One of the cane fields lay a short distance to my right, between me and the looming rectangle of the refinery beyond. The faint caramel smell of burnt sugar lingered over the field. Then the wind changed, and I smelled the clean, damp scent of moss and wet rocks from the stream, with all the tiny pungencies of the water plants intermingled.
The stream bank rose sharply here, going up in a mounded ridge that ended at the edge of the cane field. I scrambled up the slope, my palm slipping in soft sticky mud. I shook it off with a muffled exclamation of disgust and wiped my hand on my skirt. A thrill of anxiety ran through me. Bloody
Two torches burned by the front gate of Rose Hall, small dots of flickering light at this distance. There was a closer light as well; a glow from the left of the refinery. Had Jamie and his men met trouble there? I could hear a faint singing from that direction, and see a deeper glow that bespoke a large open fire. It seemed peaceful, but something about the night—or the place—made me very uneasy.
Suddenly I became aware of another scent, above the tang of watercress and burnt sugar—a strong putrid-sweet smell that I recognized at once as the smell of rotten meat.

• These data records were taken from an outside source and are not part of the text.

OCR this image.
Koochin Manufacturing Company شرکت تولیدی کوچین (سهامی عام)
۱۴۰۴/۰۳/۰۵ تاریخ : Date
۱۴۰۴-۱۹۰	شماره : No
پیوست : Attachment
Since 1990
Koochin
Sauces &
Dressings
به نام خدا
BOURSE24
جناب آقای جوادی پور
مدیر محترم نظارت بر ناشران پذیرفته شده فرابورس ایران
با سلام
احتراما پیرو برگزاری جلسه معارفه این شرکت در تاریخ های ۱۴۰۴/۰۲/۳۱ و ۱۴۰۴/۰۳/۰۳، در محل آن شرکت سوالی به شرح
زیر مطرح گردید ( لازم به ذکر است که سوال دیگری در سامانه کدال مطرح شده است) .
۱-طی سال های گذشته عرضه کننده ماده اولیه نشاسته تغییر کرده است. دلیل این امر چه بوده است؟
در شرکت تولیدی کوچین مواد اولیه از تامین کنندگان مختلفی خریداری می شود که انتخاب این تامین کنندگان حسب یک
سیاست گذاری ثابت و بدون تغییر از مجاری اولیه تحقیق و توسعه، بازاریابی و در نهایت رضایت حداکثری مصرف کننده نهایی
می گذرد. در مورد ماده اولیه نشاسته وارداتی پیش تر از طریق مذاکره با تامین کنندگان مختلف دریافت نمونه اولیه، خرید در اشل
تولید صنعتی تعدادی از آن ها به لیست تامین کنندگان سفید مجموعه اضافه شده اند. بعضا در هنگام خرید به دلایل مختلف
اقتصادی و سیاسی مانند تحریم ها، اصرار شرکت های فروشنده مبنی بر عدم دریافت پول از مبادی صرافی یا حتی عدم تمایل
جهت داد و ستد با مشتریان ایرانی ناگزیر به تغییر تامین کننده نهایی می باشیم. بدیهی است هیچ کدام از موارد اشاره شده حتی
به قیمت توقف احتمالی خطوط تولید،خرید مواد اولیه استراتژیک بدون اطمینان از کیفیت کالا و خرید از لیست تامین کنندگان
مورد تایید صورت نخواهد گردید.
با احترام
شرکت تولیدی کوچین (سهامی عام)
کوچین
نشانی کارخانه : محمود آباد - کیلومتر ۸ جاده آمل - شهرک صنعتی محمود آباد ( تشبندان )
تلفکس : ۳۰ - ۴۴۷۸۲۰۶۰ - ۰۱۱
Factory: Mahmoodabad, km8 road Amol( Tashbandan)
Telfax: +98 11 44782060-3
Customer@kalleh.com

I took a cautious step, and all hell promptly broke loose underfoot.
It was as though a piece of the night had suddenly detached itself from the rest and sprung into action at about the level of my knees. A very large object exploded into movement close to me, and there was a stunning blow across my lower legs that knocked me off my feet.
My involuntary shriek coincided with a truly awful sound—a sort of loud, grunting hiss that confirmed my impression that I was in close juxtaposition to something large, alive, and reeking of carrion. I didn’t know what it was, but I wanted no part of it.
I had landed very hard on my bottom. I didn’t pause to see what was happening, but flipped over and made off through the mud and leaves on all fours, followed by a repetition of the grunting hiss, only louder, and a scrabbling, sliding sort of rush. Something hit my foot a glancing blow, and I stumbled to my feet, running.
I was so panicked that I didn’t realize that I suddenly could see, until the man loomed up before me. I crashed into him, and the torch he was carrying dropped to the ground, hissing as it struck the wet leaves.